Another guideline is to track all system changes—even those that are purposely made. If an engineer makes changes on a control sheet to confirm that the change is permissible, they should document it. Any changes not confirmed to be permissible could be cause for concern. You can manage change through both manual and automated processes.
Owners of renewable assets should be prepared in the event that something goes wrong, even if they do everything right. Respond/Recover is the right tool to help. No matter whether a site has been designated as a critical asset or not, it must have an Incident Management Plan that details the actions to take in response to external and internal malicious threats and attacks. Not only is it important, but so too are disaster recovery procedures.
While there are many ways to implement a disaster recovery process, one thing that every organization should be aware of is the importance of having backups. Reliable backups, whether they are complete machine images or control logic, can help reduce the time taken to recover from certain incidents. No matter what approach you choose, any response plan must be well-planned and tested annually.
Security is not a project or product. It is a process that is constantly evolving.
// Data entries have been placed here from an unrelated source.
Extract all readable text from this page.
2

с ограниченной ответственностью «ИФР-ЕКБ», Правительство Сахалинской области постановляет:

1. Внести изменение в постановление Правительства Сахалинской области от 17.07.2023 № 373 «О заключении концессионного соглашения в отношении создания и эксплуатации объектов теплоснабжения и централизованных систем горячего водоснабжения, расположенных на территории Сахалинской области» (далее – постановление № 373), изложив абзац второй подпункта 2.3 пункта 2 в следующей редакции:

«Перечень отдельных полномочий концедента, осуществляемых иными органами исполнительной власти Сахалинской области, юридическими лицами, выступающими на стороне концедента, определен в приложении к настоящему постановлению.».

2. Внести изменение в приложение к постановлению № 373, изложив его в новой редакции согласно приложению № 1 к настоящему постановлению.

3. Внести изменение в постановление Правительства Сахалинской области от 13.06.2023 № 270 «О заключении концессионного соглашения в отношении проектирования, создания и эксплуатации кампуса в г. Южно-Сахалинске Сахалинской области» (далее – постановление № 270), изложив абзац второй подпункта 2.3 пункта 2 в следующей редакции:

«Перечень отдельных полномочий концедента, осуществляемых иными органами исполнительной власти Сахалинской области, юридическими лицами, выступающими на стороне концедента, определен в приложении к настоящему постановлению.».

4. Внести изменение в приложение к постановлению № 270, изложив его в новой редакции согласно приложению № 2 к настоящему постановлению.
Renewable asset owners must consider cybersecurity as part their overall system life-cycle care program and regular maintenance program. Organizations should plan for regular maintenance, as well as an update plan for security-related products every 2 to 3 years, in order to remain current. Anti-virus software may run on a computer for years, but if it isn’t updated regularly, does it provide the same level of protection as before?
Secure systems through cybersecurity initiatives Operational reliability is essential. It is not enough to meet compliance obligations. A strong security program doesn’t necessarily guarantee that an organization will be compliant-ready. Utility companies can ensure compliance and reliable plant operation by focusing both on compliance and best practices.
These cybersecurity guidelines can be used to ensure that renewable assets continue producing clean, renewable and dispatchable electricity when it is most needed.
About the author
Matthew Cosnek manages security solutions at Emerson for the water and power industries. He is responsible for setting the direction of Emerson’s security solutions business including establishing product and service roadmaps and providing sales support. Matthew is a leader of the Ovation Cyber emergency response team, and helps to ensure that Emerson gives timely notice to its users about current threats and malware campaigns. He has a BSc in Computer and Electrical Engineering Concentration, a Masters of Business and a variety of industry certifications that focus on the defense and security of Industrial Control Systems.